Now I got to the handsome old gates and looked in through the bars. Much to my relief, there she was, inside the porch itself, in rather a strange position, her right hand grasping the door-knocker but no longer banging on it, if she had been banging on it, and her body hanging from this arm, her head lain sideways on her left shoulder, and the torso and legs slumping. Her face was resting it looked like against the neglected paint of the front door. I slipped in and walked quietly up to her. I could have been angry I suppose. I could have railed and accused, but in truth I felt for her only an unexpected respect.

‘Mai,’ I said. I fancied I could hear her breathing heavily. Black clouds went racing high above the cold roof of the house. All the prettiness and the desirability seemed to have gone out of it. I was surprised that her brother Jack, to whom the house was left, had let it go, but of course he lived in Roscommon where his practice was. There was a bloom of spring grass across the once pristine gravel.
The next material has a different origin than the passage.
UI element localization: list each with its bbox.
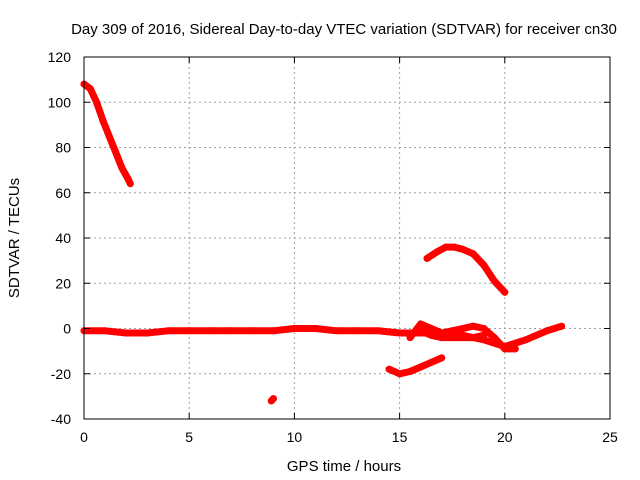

Because the tide was high, the callows field beside the house was brimming with dark water, and only the brown stalks of last year’s ragwort showed above the waterline. It was such a melancholy sight.

‘He’s not here,’ she said then. ‘He’s not here.’

‘There’s no one here, Mai,’ I said.

‘I thought maybe Pappy would be here but he’s not.’

‘Your father, you remember, Mai, your father is gone.’

‘I know,’ she said.

Then she straightened and turned herself about. I never saw a human person so utterly drenched unless it was a swimmer. Her lovely wedding dress looked like white seaweed on her, clinging everywhere.

‘Jesus, Mary, and St Joseph,’ I said.

‘I know,’ she said.

‘Is this it, Mai? Do you not want to be married to me? Is that what it is?’

‘I took fright,’ she said. ‘I took fright.’

‘At what, at what?’

‘I don’t know. I took fright.’

She lifted her face and looked at me.

‘There’s nothing to be frightened of,’ I said, but wondered if that were true.

‘Do you think we could get in through a window?’ she said. ‘I would love to see the old place again.’

‘It’s not in a fit state,’ I said, stepping to the parlour window, where I had sometimes knocked to get her mother’s attention. I was intending to try and peer in. But it was only a subterfuge. As soon as I moved away, she was gone, moving at speed to the garden wall, and was over it swiftly, and splashed down into the flooded field. She waded twenty feet out towards God knew what limit of the ground, where surely she would imminently plunge underwater and be lost. I cleared the wall myself and sloshed along in the murky floodwaters, trying to catch up with her, alarmed by the darkness of everything, the indistinctness. Then she stopped and I came up behind her. I saw her shoulders fall. I could hear her crying, a sound I don’t think I had ever heard from her before. Her crying was oddly deep, and I was horribly affrighted by it.